La storia, riassumibile in poche parole, è quella di una donna che, per sopravvivere, prende clandestinamente il posto del marito defunto, nella vita e sul lavoro. Quando si alza il sipario, agli occhi degli spettatori si presenta il fantoccio di Ella, che, indossando le vesti del marito gruista, esprime la fatica di una finzione durata tutta una vita.
È comprensibile che un’idea teatrale simile possa aver affascinato un attore amante del virtuosismo; però questo copione non ha saputo aggiungere alcunché allo spunto da cui prende le mosse. Il lungo monologo della donna travestita è terribilmente piatto, con tutti i più ovvi luoghi comuni: l’angoscia di voler anche essere donna; le terribili situazioni con i maschioni nazisti che la/lo vogliono denudare; riflessioni, qua e là, sulla vita, che vorrebbero essere profonde, ma per lo più fanno solo sorridere.
Non c’è vera tensione drammatica in una situazione che potenzialmente ne avrebbe molta. Lo spettacolo non costruisce davvero qualcosa e non ci riesce neppure col finale della donna che, in uno spogliarello alla rovescia, si riappropria delle sue vesti femminili.
Dicevamo prima che il testo sembrerebbe scritto soprattutto per offrire una grande occasione al virtuosismo di un attore; ma l’attrice Elisabetta Pozzi salmodia monotonamente per tutto il tempo con una voce da «Topo Gigio». Le uniche varianti sono state di alzare o abbassare in qualche punto il tono di voce, senza peraltro che ci fosse neanche di questo una vera ragione drammatica. Anche il gesticolare, chaplinianamente disarticolato, non giovava ad inverare drammaticamente il personaggio, relegandolo piuttosto in uno stereotipo.

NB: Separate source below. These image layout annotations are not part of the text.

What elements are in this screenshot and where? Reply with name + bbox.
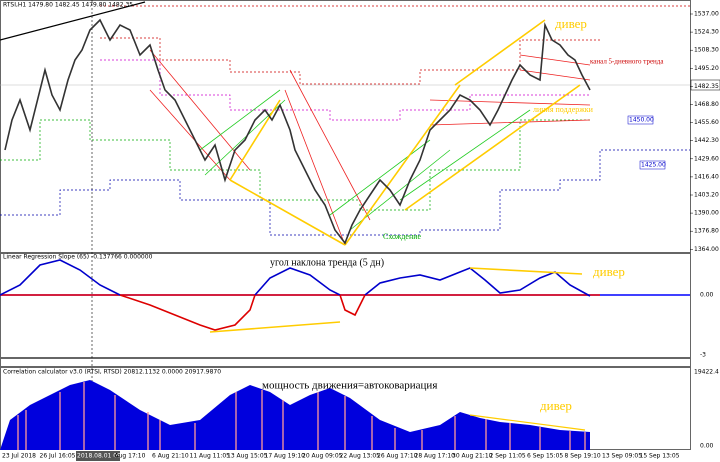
price-label: 1537.00 xyxy=(694,11,719,18)
crosshair-time-box xyxy=(76,451,120,461)
panel-frames xyxy=(0,0,691,450)
support-label: линия поддержки xyxy=(533,105,594,114)
time-label: 13 Aug 15:05 xyxy=(227,453,268,460)
price-label: 1376.80 xyxy=(694,228,719,235)
time-label: 2 Sep 11:05 xyxy=(490,453,526,460)
correlation-stripes xyxy=(17,382,586,450)
price-series xyxy=(4,18,591,245)
main-header: RTSI,H1 1479.80 1482.45 1479.80 1482.35 xyxy=(3,2,133,9)
convergence-label: Схождение xyxy=(383,232,422,241)
time-label: 23 Jul 2018 xyxy=(2,453,36,460)
time-label: 26 Jul 16:05 xyxy=(40,453,76,460)
corr-diver-line xyxy=(469,414,586,431)
time-label: 26 Aug 17:10 xyxy=(377,453,418,460)
slope-negative xyxy=(119,294,366,331)
time-label: 28 Aug 17:10 xyxy=(415,453,456,460)
slope-diver: дивер xyxy=(593,264,625,279)
price-label: 1455.60 xyxy=(694,119,719,126)
time-label: Aug 17:10 xyxy=(115,453,146,460)
time-label: 20 Aug 09:05 xyxy=(302,453,343,460)
price-label: 1508.30 xyxy=(694,47,719,54)
time-label: 30 Aug 21:10 xyxy=(452,453,493,460)
price-label: 1495.20 xyxy=(694,65,719,72)
level-box-label: 1425.00 xyxy=(641,162,666,169)
price-label: 1390.00 xyxy=(694,210,719,217)
slope-header: Linear Regression Slope (65) -0.137766 0… xyxy=(3,254,153,261)
price-label: 1468.80 xyxy=(694,101,719,108)
slope-bottom-label: -3 xyxy=(700,352,706,359)
corr-diver: дивер xyxy=(540,398,572,413)
bid-box xyxy=(690,79,720,91)
time-label: 11 Aug 11:05 xyxy=(190,453,231,460)
level-boxes xyxy=(627,115,666,170)
corr-top-label: 19422.4 xyxy=(694,369,719,376)
time-label: 15 Sep 13:05 xyxy=(640,453,680,460)
corr-annotation: мощность движения=автоковариация xyxy=(262,380,437,392)
corr-header: Correlation calculator v3.0 (RTSI, RTSD)… xyxy=(3,369,221,376)
diver-lines xyxy=(209,267,583,333)
corr-zero-label: 0.00 xyxy=(700,443,714,450)
price-label: 1416.40 xyxy=(694,173,719,180)
price-label: 1524.30 xyxy=(694,29,719,36)
time-label: 6 Aug 21:10 xyxy=(152,453,189,460)
time-label: 6 Sep 15:05 xyxy=(527,453,563,460)
diver-label: дивер xyxy=(555,16,587,31)
level-box-label: 1450.00 xyxy=(629,117,654,124)
time-label: 13 Sep 09:05 xyxy=(602,453,642,460)
price-label: 1403.20 xyxy=(694,192,719,199)
trend-channels xyxy=(0,1,591,246)
slope-annotation: угол наклона тренда (5 дн) xyxy=(270,257,384,268)
time-label: 22 Aug 13:05 xyxy=(340,453,381,460)
price-label: 1429.60 xyxy=(694,155,719,162)
price-label: 1442.30 xyxy=(694,137,719,144)
price-label: 1364.00 xyxy=(694,246,719,253)
time-label: 2018.08.01 09:00 xyxy=(77,453,131,460)
time-label: 17 Aug 19:10 xyxy=(265,453,306,460)
price-label: 1482.35 xyxy=(694,83,719,90)
time-label: 8 Sep 19:10 xyxy=(565,453,601,460)
slope-zero-label: 0.00 xyxy=(700,292,714,299)
channel-label: канал 5-дневного тренда xyxy=(590,58,664,66)
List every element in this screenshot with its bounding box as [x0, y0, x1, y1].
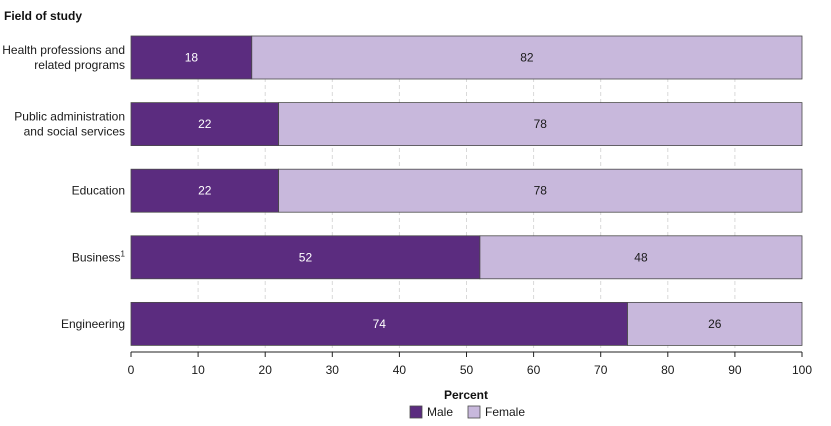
x-tick-label-100: 100: [792, 363, 812, 377]
value-label-female-2: 78: [534, 184, 548, 198]
category-label-3: Business1: [72, 249, 126, 264]
x-axis-title: Percent: [444, 388, 488, 402]
value-label-male-4: 74: [373, 317, 387, 331]
bar-female-1: [278, 102, 803, 146]
x-tick-label-70: 70: [594, 363, 608, 377]
x-tick-label-0: 0: [128, 363, 135, 377]
value-label-female-3: 48: [634, 250, 648, 264]
legend-label-male: Male: [427, 405, 453, 419]
value-label-male-2: 22: [198, 184, 212, 198]
x-tick-label-90: 90: [728, 363, 742, 377]
x-tick-label-10: 10: [191, 363, 205, 377]
legend-label-female: Female: [485, 405, 525, 419]
category-label-1: and social services: [24, 125, 125, 139]
category-label-4: Engineering: [61, 317, 125, 331]
x-tick-label-30: 30: [326, 363, 340, 377]
legend-swatch-female: [467, 405, 481, 419]
bar-female-3: [479, 235, 803, 280]
x-axis: 0 10 20 30 40 50 60 70 80 90 100: [128, 351, 812, 377]
value-label-female-0: 82: [520, 51, 534, 65]
bar-female-2: [278, 168, 803, 213]
bar-male-3: [130, 235, 481, 280]
x-tick-label-60: 60: [527, 363, 541, 377]
x-tick-label-20: 20: [259, 363, 273, 377]
value-label-male-3: 52: [299, 250, 313, 264]
bar-male-0: [130, 35, 253, 80]
category-label-0: Health professions and: [2, 43, 125, 57]
value-label-male-0: 18: [185, 51, 199, 65]
x-tick-label-50: 50: [460, 363, 474, 377]
value-label-female-4: 26: [708, 317, 722, 331]
category-label-2: Education: [72, 184, 125, 198]
value-label-male-1: 22: [198, 117, 212, 131]
footnote-marker: 1: [121, 249, 126, 258]
legend: Male Female: [409, 405, 525, 419]
category-label-0: related programs: [34, 58, 125, 72]
value-label-female-1: 78: [534, 117, 548, 131]
bar-female-0: [251, 35, 803, 80]
bar-male-4: [130, 301, 628, 346]
y-axis-title: Field of study: [4, 9, 82, 23]
bar-male-1: [130, 102, 280, 146]
bars: 18 82 22 78 22 78 52 48 74 26: [130, 35, 803, 346]
x-tick-label-80: 80: [661, 363, 675, 377]
category-label-1: Public administration: [14, 110, 125, 124]
x-tick-label-40: 40: [393, 363, 407, 377]
bar-female-4: [627, 301, 803, 346]
legend-swatch-male: [409, 405, 423, 419]
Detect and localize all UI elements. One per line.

Pessimo artefice di tale operazione e malvagio consigliere dell’attrice è stato Walter Le Moli, il quale ha curato oltre che la messa in scena, anche la traduzione.
Noi abbiamo spesso e volentieri tessuto elogi delle qualità artistiche di Elisabetta Pozzi;
ma ci pare che questa volta si sia cacciata sconsideratamente in un grosso pasticcio, forse suggestionata dalla retorica degli «effettacci» che, falsamente, si crede debbano far sempre presa sul pubblico. A ciò ha contribuito anche pesantemente il trucco di Cinzia Costantino che ha affogato dietro un mascherone grottesco ogni potenzialità espressiva. La scena di Tiziano Santi e i costumi di Susanna Montecolli ci sono sembrati assecondare mestamente il progetto complessivo.